In no hurry at all, the Year 7 cohort was called for duty!

The students were provided with a dichotomous key. Using their scientific skills, they were required to identify and classify some of the plants in a local habitat, the one and only: BGS Garden.

The Year 7’s put on their detective hats and were given the following instructions:

‘This key will help you classify plants in a local habitat into their main divisions’. This key also allows flowering plants to be further classified into two groups called monocotyledons and dicotyledons’.

Leading up to the classification of the BGS Garden plants, the detectives documented their selected plants by making a scientific drawing.

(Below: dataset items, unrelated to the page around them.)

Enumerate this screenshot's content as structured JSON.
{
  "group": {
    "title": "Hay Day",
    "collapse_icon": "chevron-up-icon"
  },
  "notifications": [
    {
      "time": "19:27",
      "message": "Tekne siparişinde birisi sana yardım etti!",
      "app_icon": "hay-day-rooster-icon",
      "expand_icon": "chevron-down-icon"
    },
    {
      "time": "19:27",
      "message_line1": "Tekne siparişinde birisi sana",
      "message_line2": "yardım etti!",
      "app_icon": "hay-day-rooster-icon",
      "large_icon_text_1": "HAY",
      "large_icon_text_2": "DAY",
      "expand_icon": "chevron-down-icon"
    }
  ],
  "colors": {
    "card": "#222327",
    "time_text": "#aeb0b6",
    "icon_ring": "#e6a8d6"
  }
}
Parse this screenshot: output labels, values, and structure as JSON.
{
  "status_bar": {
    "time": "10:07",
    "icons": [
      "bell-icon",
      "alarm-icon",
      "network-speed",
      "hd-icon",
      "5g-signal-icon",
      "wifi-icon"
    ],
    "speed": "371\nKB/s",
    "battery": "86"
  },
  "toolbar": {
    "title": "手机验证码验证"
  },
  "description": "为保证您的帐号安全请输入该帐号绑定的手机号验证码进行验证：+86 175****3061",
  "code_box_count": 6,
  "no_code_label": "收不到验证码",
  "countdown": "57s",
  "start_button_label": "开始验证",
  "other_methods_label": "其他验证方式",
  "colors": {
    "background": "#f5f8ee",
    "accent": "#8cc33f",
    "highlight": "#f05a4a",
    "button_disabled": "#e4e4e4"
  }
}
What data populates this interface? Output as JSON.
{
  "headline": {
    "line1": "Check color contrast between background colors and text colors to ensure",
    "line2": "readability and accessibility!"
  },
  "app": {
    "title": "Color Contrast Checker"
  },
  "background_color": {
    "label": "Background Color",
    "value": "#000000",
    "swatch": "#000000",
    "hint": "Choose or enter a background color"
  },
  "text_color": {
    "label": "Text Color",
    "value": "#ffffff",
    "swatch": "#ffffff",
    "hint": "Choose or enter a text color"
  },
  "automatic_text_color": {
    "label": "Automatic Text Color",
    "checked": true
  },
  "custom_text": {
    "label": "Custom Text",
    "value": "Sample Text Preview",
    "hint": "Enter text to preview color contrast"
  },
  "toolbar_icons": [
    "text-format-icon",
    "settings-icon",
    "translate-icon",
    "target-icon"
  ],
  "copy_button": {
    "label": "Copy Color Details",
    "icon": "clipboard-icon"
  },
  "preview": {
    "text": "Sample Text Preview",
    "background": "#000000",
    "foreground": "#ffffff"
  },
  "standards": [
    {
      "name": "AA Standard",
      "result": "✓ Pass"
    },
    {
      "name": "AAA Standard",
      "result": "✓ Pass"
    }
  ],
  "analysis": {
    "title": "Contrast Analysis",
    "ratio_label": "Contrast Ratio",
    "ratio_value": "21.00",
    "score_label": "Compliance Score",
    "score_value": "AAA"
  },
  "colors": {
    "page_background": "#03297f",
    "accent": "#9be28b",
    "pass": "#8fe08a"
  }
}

Things the drawing MUST include:

  • A title.
  • Single line drawing (not sketching or shading).
  • Labels with straight lines (not crossed).
  • Drawing should be neat and clear.

Using the evidence documented, they were then able to classifying their plants under investigation.

How does this relate to the Victorian Curriculum?

The Year 7 students have discovered that ‘there are differences within and between groups of organisms; classification helps organise this diversity’ (The Victorian Curriculum).

They can:

  • Group a variety of organisms based on similarities and differences in particular features.
  • Classify using hierarchical systems, for example, kingdom, phylum, class, order, family, genus, species.
  • Use scientific conventions for naming species.
  • Use provided keys to identifying organisms surveyed in a local habitat.